The game was not without controversy. In the fourth inning, Isaac Rodriguez laced a two-run double down the left-field line for the Tomcats. Then, with runners on second and third, a pitch by Donnie Hart appeared to hit Needham, who trotted to first base. (Asked after the game if the pitch hit him, Needham replied coyly, “I’m not going to say anything.”)

The pitch never made it to the catcher, Ramon Ortega, and Eric Romano ran home from third on the play. After the umpires conferred, Needham was called back to the batter’s box. The home-plate umpire, Rich Maggio, ruled that the ball did not hit Needham. The play was scored as a wild pitch, and Romano’s run counted.

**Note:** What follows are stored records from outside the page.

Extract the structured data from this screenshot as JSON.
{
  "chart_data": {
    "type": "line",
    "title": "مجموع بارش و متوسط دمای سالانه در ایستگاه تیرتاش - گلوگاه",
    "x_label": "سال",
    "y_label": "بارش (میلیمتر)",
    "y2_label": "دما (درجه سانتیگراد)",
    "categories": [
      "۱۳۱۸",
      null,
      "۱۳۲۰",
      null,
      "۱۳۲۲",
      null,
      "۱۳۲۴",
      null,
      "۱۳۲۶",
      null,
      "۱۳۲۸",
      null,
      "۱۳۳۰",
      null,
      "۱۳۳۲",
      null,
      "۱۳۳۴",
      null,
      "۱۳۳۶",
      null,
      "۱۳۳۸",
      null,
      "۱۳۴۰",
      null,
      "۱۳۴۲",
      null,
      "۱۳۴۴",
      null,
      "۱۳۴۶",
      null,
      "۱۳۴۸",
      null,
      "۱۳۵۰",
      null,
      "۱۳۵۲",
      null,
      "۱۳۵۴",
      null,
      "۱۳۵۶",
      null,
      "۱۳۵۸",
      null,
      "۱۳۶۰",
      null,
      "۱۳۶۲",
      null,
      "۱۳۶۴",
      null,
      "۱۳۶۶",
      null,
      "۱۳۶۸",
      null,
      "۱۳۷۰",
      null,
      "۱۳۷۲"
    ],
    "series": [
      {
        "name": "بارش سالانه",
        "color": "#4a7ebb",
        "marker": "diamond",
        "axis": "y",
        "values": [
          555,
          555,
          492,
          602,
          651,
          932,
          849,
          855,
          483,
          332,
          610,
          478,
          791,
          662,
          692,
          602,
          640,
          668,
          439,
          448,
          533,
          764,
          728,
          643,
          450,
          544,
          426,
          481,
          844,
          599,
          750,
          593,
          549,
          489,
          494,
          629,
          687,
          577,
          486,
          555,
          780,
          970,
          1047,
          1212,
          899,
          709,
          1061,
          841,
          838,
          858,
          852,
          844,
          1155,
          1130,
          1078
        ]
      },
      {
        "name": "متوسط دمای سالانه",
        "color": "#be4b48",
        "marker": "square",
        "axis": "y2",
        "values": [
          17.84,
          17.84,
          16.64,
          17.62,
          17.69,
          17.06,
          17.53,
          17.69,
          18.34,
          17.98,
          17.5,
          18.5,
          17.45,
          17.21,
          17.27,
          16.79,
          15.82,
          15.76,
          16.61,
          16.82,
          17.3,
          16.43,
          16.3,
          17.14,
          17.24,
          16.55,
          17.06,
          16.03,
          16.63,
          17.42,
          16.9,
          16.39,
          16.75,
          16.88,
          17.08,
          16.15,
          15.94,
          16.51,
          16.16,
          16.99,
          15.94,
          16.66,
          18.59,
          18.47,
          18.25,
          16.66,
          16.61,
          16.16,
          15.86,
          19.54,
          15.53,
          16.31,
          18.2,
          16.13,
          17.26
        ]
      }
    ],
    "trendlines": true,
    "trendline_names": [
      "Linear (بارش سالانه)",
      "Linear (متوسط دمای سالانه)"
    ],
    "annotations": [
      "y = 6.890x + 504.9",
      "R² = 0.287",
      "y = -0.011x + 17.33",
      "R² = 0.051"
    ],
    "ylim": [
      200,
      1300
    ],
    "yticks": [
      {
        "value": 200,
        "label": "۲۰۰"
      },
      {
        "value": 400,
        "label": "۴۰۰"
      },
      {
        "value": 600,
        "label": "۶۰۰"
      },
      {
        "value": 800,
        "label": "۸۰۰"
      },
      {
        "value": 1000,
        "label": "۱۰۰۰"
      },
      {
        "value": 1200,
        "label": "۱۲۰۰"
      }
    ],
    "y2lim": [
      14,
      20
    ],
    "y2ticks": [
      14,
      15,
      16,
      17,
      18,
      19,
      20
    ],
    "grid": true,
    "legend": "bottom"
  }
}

The Tomcats got a run, if not a base, and led by 4-2.

The controversy had repercussions. It led to the loss of the Aviators’ starting pitcher, Hart. Hart apparently said something in the dugout after the half-inning that the umpire heard, and the pitcher was ejected, forcing the Aviators to bring Matt Longfield in.

“He got hit by the pitch, and it’s really disappointing because that could be the difference in the game, and then my starting pitcher gets thrown out of the game,” Aviators Manager Jeff Quiros said. “It’s disgusting how that happened. He wasn’t even talking to the umpire.”

Glen Johnson uncorked a home run in the seventh for the Aviators, a solo shot. Two batters later, Heller followed that up with his second homer of the game, a moonshot into the woods beyond left field, tying the score at 4-4.

The Tomcats hit one home run in the second and nearly had a second the same inning. Fleishman led off the inning by juicing a 1-0 pitch well over the left-field fence. Later in the inning, Needham drove a ball high and deep that would have been a solo homer if not for Heller, who caught the ball before tumbling over the fence.

But the Tomcats found themselves in the hole in the fourth when Heller went deep to put the Aviators ahead, 2-1. Heller’s two-run blast travelled an estimated 340 feet, landing close to a basketball court beyond the right-center-field fence.

“It’s just what you expected with Westhampton and Riverhead,” Heller said. “We knew it was going to be tight. We knew it was going to be close. You know, it’s funny, with Riverhead, it’s always a tied game in the ninth, and then something crazy happens.”

Quiros, whose team had won eight of its previous 10 games, said: “Every game we play with them is like this. They got the better of us today. They were the better team today, and they’re moving on.”